The line for free dental care started forming outside the Kansas Expocentre more than 24 hours before the doors opened.
Daniel Veach was among those waiting for the Kansas Dental Association’s Mission of Mercy to begin.
The annual two-day dental clinic wasn’t scheduled to open until about 5 a.m. Friday. But Veach and his mother left their Hutchinson home Wednesday night and arrived early Thursday at the Expocentre. They weren’t first in line, but they were close.
“Part of the reason we got here so early is, we didn’t want to drive all that way for nothing,” Veach says.
Inside the Expocentre, volunteers were setting up 92 dental chairs.
John Fales, a pediatric dentist from Olathe who has volunteered at the state’s previous 14 Missions of Mercy, says the dentists will stay until late Saturday and try to care for everyone who shows up.
“We give back as much as we can,” Fales says. “It’s about people helping people.”
Kansas is the third state to offer the free dental clinics, Fales says, following Virginia and Texas. Now about half the states do.
Kevin Robertson, executive director of the Kansas Dental Association, says the association expects to provide about $1.2 million worth of dental care to about 800 or 900 patients this weekend.
More than 100 dentists and almost 1,000 volunteers are needed to pull it off.
“A lot of people get care here — good, quality care,” Topeka dentist Larre Betsworth told a group of legislators who toured the clinic during setup Thursday. “We make a lot of friends.”
Betsworth says the dental teams at the Expocentre will be able to do full-mouth extractions, which was what Veach was hoping for.
Veach, 27, says he lives with near-constant mouth pain.
“Quite a bit, yeah, most of the time,” he says. “Got to watch what I eat.”
Veach works a warehouse job, but he says the hours are irregular and he has no dental coverage. His mother says she planned to use her tax refund to pay for his extractions, but when she found out they would be more than $100 per tooth, she knew she wouldn’t have enough money.
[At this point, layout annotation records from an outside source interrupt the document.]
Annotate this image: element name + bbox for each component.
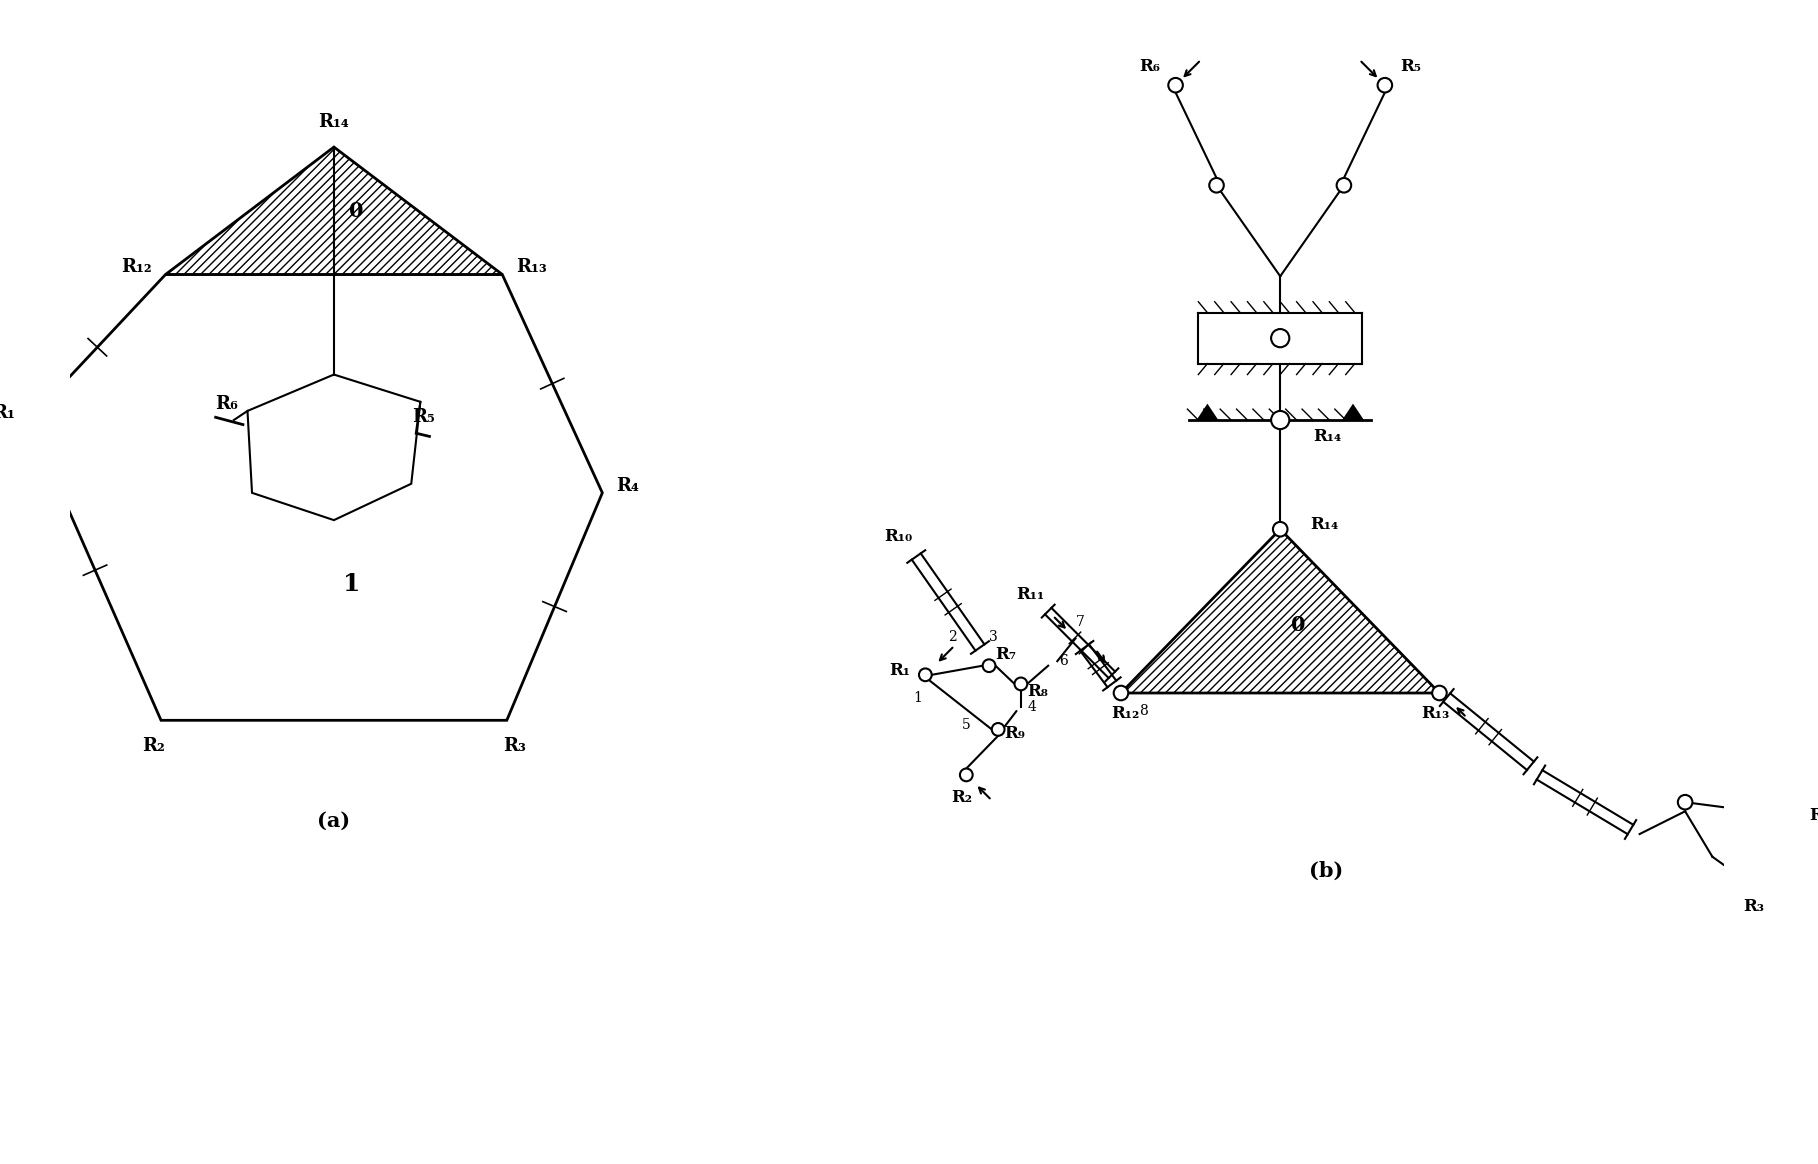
Text: R₁₂: R₁₂ [122, 258, 153, 276]
Text: R₄: R₄ [616, 476, 640, 495]
Circle shape [1273, 521, 1287, 537]
Polygon shape [1196, 404, 1218, 420]
Circle shape [1678, 795, 1693, 809]
Polygon shape [1122, 530, 1440, 693]
Polygon shape [29, 275, 602, 721]
Text: R₁₁: R₁₁ [1016, 587, 1044, 603]
Text: R₁₄: R₁₄ [1309, 516, 1338, 533]
Polygon shape [165, 147, 502, 275]
Text: R₁: R₁ [0, 404, 15, 421]
Text: 1: 1 [914, 690, 922, 704]
Circle shape [960, 768, 973, 781]
Text: R₂: R₂ [951, 789, 973, 807]
Text: R₁₃: R₁₃ [516, 258, 547, 276]
Circle shape [993, 723, 1005, 736]
Circle shape [1378, 78, 1393, 92]
Text: 4: 4 [1027, 700, 1036, 714]
Circle shape [918, 668, 933, 681]
Text: (b): (b) [1309, 860, 1344, 880]
Circle shape [1014, 677, 1027, 690]
Circle shape [1742, 876, 1756, 892]
Circle shape [1433, 686, 1447, 701]
Text: R₁₀: R₁₀ [884, 528, 913, 545]
Circle shape [1209, 178, 1224, 192]
Text: R₁: R₁ [889, 662, 911, 679]
Text: R₅: R₅ [411, 409, 435, 426]
Text: R₃: R₃ [1743, 899, 1763, 915]
Circle shape [1114, 686, 1129, 701]
Text: R₁₄: R₁₄ [318, 113, 349, 130]
Circle shape [984, 659, 996, 672]
Text: R₁₃: R₁₃ [1422, 704, 1449, 722]
Circle shape [1336, 178, 1351, 192]
Circle shape [1271, 329, 1289, 347]
Text: 8: 8 [1140, 704, 1149, 718]
Text: 7: 7 [1076, 615, 1085, 629]
Text: R₁₄: R₁₄ [1313, 428, 1342, 445]
Text: R₆: R₆ [1140, 58, 1160, 76]
Text: 1: 1 [344, 572, 360, 596]
Text: R₄: R₄ [1809, 808, 1818, 824]
Text: 3: 3 [989, 630, 998, 644]
Text: 0: 0 [349, 200, 364, 221]
Circle shape [1271, 411, 1289, 430]
Text: 2: 2 [949, 630, 956, 644]
Polygon shape [247, 375, 420, 520]
Text: R₇: R₇ [994, 646, 1016, 663]
Text: 5: 5 [962, 718, 971, 732]
Circle shape [1787, 814, 1802, 828]
Text: R₉: R₉ [1004, 725, 1025, 743]
Text: R₅: R₅ [1400, 58, 1422, 76]
Text: R₁₂: R₁₂ [1111, 704, 1140, 722]
Text: R₂: R₂ [142, 737, 165, 754]
Circle shape [1169, 78, 1184, 92]
Text: R₆: R₆ [215, 395, 238, 413]
Text: 0: 0 [1291, 615, 1305, 634]
Polygon shape [1342, 404, 1364, 420]
Text: 6: 6 [1060, 654, 1067, 668]
Text: R₈: R₈ [1027, 683, 1047, 700]
Text: (a): (a) [318, 810, 351, 830]
Text: R₃: R₃ [502, 737, 525, 754]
So they made a point to travel to Mission of Mercy.
Hundreds of other Kansans will do the same this weekend.
Fales says neglect of preventive care and the state’s methamphetamine problem contribute to the demand for Mission of Mercy among adults. Similar events in other states don’t serve children because minors have full dental coverage under Medicaid, but in Kansas the reimbursements are so low many dentists won’t take Medicaid patients.
“If you’re running a business, you’ve got to keep the lights on,” Fales says.
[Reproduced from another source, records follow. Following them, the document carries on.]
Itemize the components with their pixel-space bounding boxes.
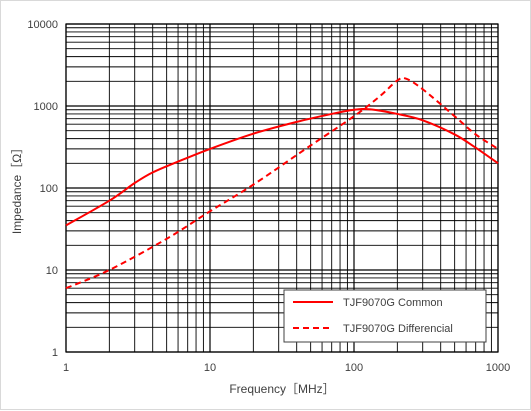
x-tick-labels: 1 10 100 1000	[63, 362, 510, 374]
series-line-common	[65, 107, 499, 227]
x-tick-label: 10	[204, 362, 216, 374]
legend: TJF9070G Common TJF9070G Differencial	[283, 289, 487, 343]
y-tick-label: 10	[46, 265, 58, 277]
y-tick-label: 10000	[27, 19, 58, 31]
legend-label-differencial: TJF9070G Differencial	[343, 323, 453, 335]
y-tick-label: 100	[40, 183, 58, 195]
legend-label-common: TJF9070G Common	[343, 297, 443, 309]
y-tick-labels: 1 10 100 1000 10000	[27, 19, 58, 359]
y-tick-label: 1000	[34, 101, 58, 113]
x-axis-title: Frequency［MHz］	[229, 382, 334, 396]
x-tick-label: 1000	[486, 362, 510, 374]
plot-border	[65, 23, 499, 353]
y-tick-label: 1	[52, 347, 58, 359]
legend-box	[283, 289, 487, 343]
x-tick-label: 1	[63, 362, 69, 374]
y-axis-title: Impedance［Ω］	[10, 142, 24, 234]
series-lines	[65, 76, 499, 290]
series-line-differencial	[65, 76, 499, 290]
x-tick-label: 100	[345, 362, 363, 374]
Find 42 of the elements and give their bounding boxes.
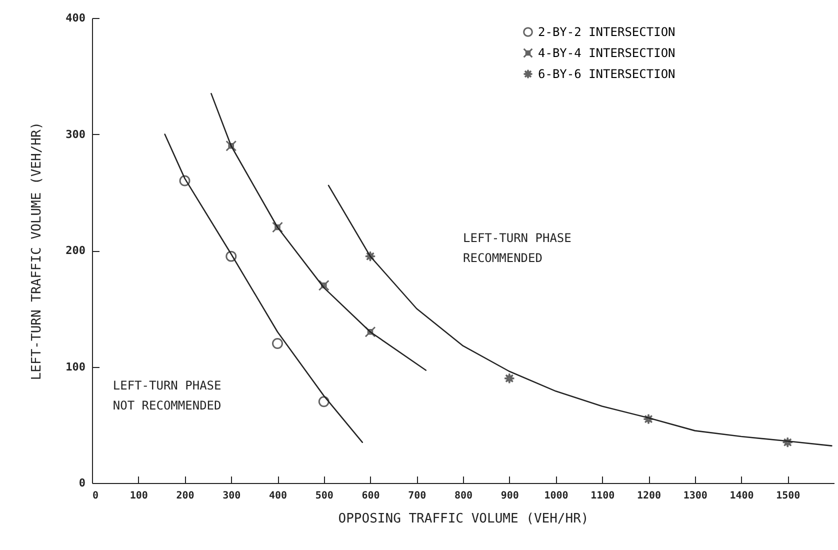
point [179,175,190,186]
point [318,280,330,291]
point [318,396,330,408]
x-tick-label: 1400 [730,490,754,502]
x-tick-label: 0 [92,490,99,502]
x-tick-label: 700 [408,490,426,502]
point [364,326,376,338]
x-tick-label: 500 [315,490,334,502]
legend-label: 2-BY-2 INTERSECTION [538,25,676,39]
legend-label: 6-BY-6 INTERSECTION [538,67,676,81]
x-tick-label: 200 [176,490,194,502]
y-axis-title: LEFT-TURN TRAFFIC VOLUME (VEH/HR) [30,122,45,380]
point [272,338,283,349]
x-tick-label: 1000 [544,490,568,502]
y-tick-label: 200 [66,244,86,257]
x-tick-label: 100 [130,490,148,502]
line-series [328,184,832,446]
y-tick-label: 100 [66,360,86,374]
y-tick-label: 400 [66,12,86,24]
legend-label: 4-BY-4 INTERSECTION [538,46,676,60]
x-tick-label: 1500 [776,490,800,502]
point [226,140,237,152]
point [782,436,794,448]
y-tick-label: 300 [66,128,86,141]
x-tick-label: 400 [268,490,288,502]
annotation: LEFT-TURN PHASE RECOMMENDED [463,231,572,266]
x-tick-label: 1200 [636,490,662,502]
point [504,372,515,384]
x-axis-title: OPPOSING TRAFFIC VOLUME (VEH/HR) [338,512,589,526]
x-tick-label: 900 [500,490,519,502]
point [643,414,654,425]
x-tick-label: 1300 [683,490,708,502]
line-series [210,92,427,371]
x-tick-label: 300 [222,490,241,502]
annotation: LEFT-TURN PHASE NOT RECOMMENDED [112,378,222,413]
y-tick-label: 0 [78,476,86,490]
x-tick-label: 1100 [590,490,615,502]
x-tick-label: 600 [362,490,380,502]
point [226,250,237,262]
point [364,250,376,262]
x-tick-label: 800 [454,490,473,502]
point [272,222,283,233]
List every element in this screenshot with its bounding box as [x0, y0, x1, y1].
For years a coalition called the Kansas Dental Project has asked legislators to allow licensing of mid-level dental practitioners who would be able to provide more treatment than dental hygienists but fewer than dentists.
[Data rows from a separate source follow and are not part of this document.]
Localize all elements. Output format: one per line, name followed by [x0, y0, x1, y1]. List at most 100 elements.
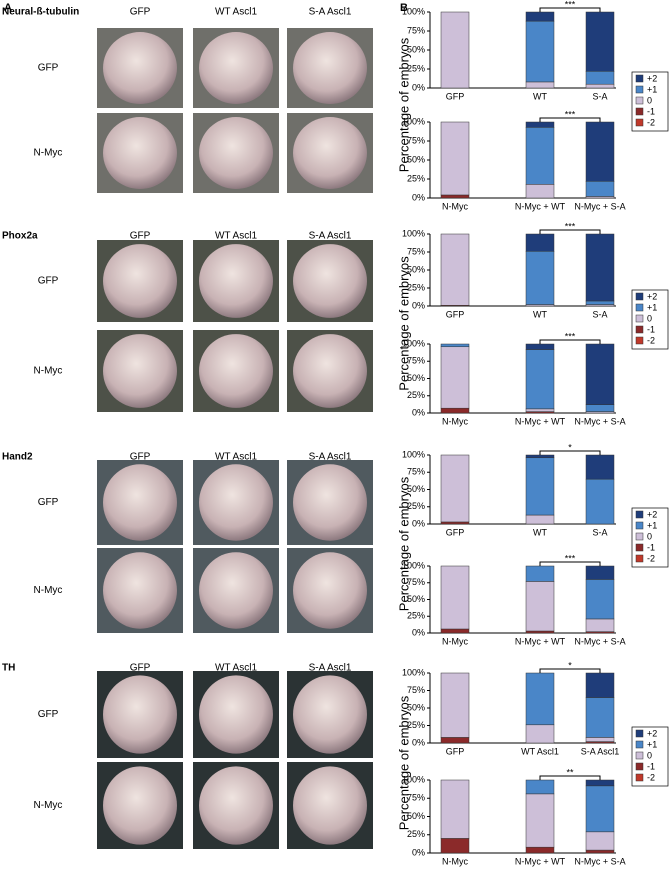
- bar-segment: [585, 579, 615, 620]
- y-tick-label: 100%: [402, 774, 425, 784]
- bar-segment: [585, 71, 615, 85]
- section-title: Neural-ß-tubulin: [2, 7, 79, 18]
- bar-segment: [525, 514, 555, 525]
- bar-segment: [440, 11, 470, 89]
- x-tick-label: N-Myc + S-A: [574, 416, 625, 426]
- legend-swatch: [635, 325, 644, 334]
- bar-segment: [525, 121, 555, 128]
- legend-label: +2: [647, 73, 657, 83]
- legend-label: 0: [647, 531, 652, 541]
- embryo: [199, 766, 273, 845]
- embryo: [293, 334, 367, 408]
- x-tick-label: N-Myc + S-A: [574, 636, 625, 646]
- bar-segment: [525, 457, 555, 516]
- bar-segment: [525, 349, 555, 410]
- legend-swatch: [635, 118, 644, 127]
- bar-segment: [585, 454, 615, 480]
- legend-label: +2: [647, 291, 657, 301]
- bar-segment: [525, 454, 555, 459]
- bar-segment: [585, 785, 615, 833]
- bar-segment: [585, 478, 615, 525]
- bar-segment: [440, 407, 470, 414]
- y-tick-label: 0%: [412, 627, 425, 637]
- embryo: [199, 244, 273, 318]
- row-label: GFP: [38, 63, 59, 74]
- bar-segment: [525, 20, 555, 83]
- bar-segment: [525, 11, 555, 22]
- embryo: [103, 552, 177, 629]
- significance-label: ***: [565, 331, 576, 341]
- row-label: GFP: [38, 497, 59, 508]
- y-tick-label: 100%: [402, 449, 425, 459]
- significance-bracket: [539, 339, 601, 344]
- y-tick-label: 50%: [407, 594, 425, 604]
- x-tick-label: GFP: [446, 746, 465, 756]
- legend-label: +2: [647, 509, 657, 519]
- x-tick-label: WT Ascl1: [521, 746, 559, 756]
- bar-segment: [585, 300, 615, 305]
- bar-segment: [440, 346, 470, 409]
- legend-label: +2: [647, 728, 657, 738]
- significance-label: ***: [565, 0, 576, 9]
- column-header: GFP: [130, 452, 151, 463]
- row-label: GFP: [38, 276, 59, 287]
- bar-segment: [440, 737, 470, 744]
- bar-segment: [525, 408, 555, 412]
- bar-segment: [525, 724, 555, 744]
- bar-segment: [585, 121, 615, 182]
- bar-segment: [525, 779, 555, 795]
- column-header: GFP: [130, 231, 151, 242]
- section-title: TH: [2, 663, 15, 674]
- row-label: N-Myc: [34, 148, 63, 159]
- legend-swatch: [635, 336, 644, 345]
- row-label: GFP: [38, 709, 59, 720]
- bar-segment: [440, 233, 470, 306]
- embryo: [199, 117, 273, 189]
- y-axis-label: Percentage of embryos: [396, 476, 411, 611]
- y-tick-label: 75%: [407, 467, 425, 477]
- bar-segment: [585, 343, 615, 405]
- significance-label: ***: [565, 221, 576, 231]
- y-tick-label: 0%: [412, 192, 425, 202]
- column-header: WT Ascl1: [215, 231, 257, 242]
- embryo: [103, 244, 177, 318]
- bar-segment: [525, 581, 555, 632]
- column-header: S-A Ascl1: [309, 7, 352, 18]
- embryo: [103, 675, 177, 754]
- y-axis-label: Percentage of embryos: [396, 37, 411, 172]
- bar-segment: [585, 404, 615, 412]
- x-tick-label: GFP: [446, 527, 465, 537]
- legend-label: -1: [647, 761, 655, 771]
- legend-swatch: [635, 762, 644, 771]
- x-tick-label: N-Myc: [442, 201, 468, 211]
- bar-segment: [525, 793, 555, 848]
- y-tick-label: 25%: [407, 390, 425, 400]
- significance-bracket: [539, 229, 601, 234]
- legend-label: +1: [647, 84, 657, 94]
- bar-segment: [525, 233, 555, 252]
- bar-segment: [525, 127, 555, 185]
- bar-segment: [525, 630, 555, 634]
- x-tick-label: N-Myc: [442, 416, 468, 426]
- y-tick-label: 25%: [407, 63, 425, 73]
- y-tick-label: 100%: [402, 228, 425, 238]
- y-tick-label: 75%: [407, 25, 425, 35]
- legend-swatch: [635, 554, 644, 563]
- bar-segment: [585, 831, 615, 851]
- y-tick-label: 50%: [407, 154, 425, 164]
- embryo: [199, 334, 273, 408]
- x-tick-label: WT: [533, 91, 547, 101]
- embryo: [293, 675, 367, 754]
- bar-segment: [440, 194, 470, 199]
- legend-label: -1: [647, 542, 655, 552]
- bar-segment: [440, 672, 470, 738]
- embryo: [293, 117, 367, 189]
- x-tick-label: WT: [533, 309, 547, 319]
- y-tick-label: 25%: [407, 501, 425, 511]
- legend-label: 0: [647, 313, 652, 323]
- legend-swatch: [635, 303, 644, 312]
- row-label: N-Myc: [34, 585, 63, 596]
- x-tick-label: S-A: [592, 527, 607, 537]
- embryo: [103, 766, 177, 845]
- bar-segment: [585, 672, 615, 698]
The state’s dental association has opposed the proposal, citing patient safety.
Katrina McGivern, the coalition’s policy and public affairs director, said it’s great that the people who come to Mission of Mercy get caught up on dental care, but they also need follow-up care.
With 83 percent of Kansas counties short on dental providers, mid-level “dental therapists” could help, she says.
“Our safety net clinics are strong supporters of dental therapists,” McGivern says. “They’re all excited to get them in their offices and clinics and be able to reach that underserved population.”
Rep. John Wilson, a Democrat from Lawrence who took the Mission of Mercy tour Thursday, says he was “amazed at the number of patients they serve in such a short amount of time — and that they do so with such hospitality and professionalism.”
But Wilson says the scope of the event also underscores the need for dental care in Kansas and the potential benefit of raising Medicaid reimbursement rates.
“Of course that is yet another item on a long list of opportunities that aren’t possible due to our budget crisis,” Wilson says.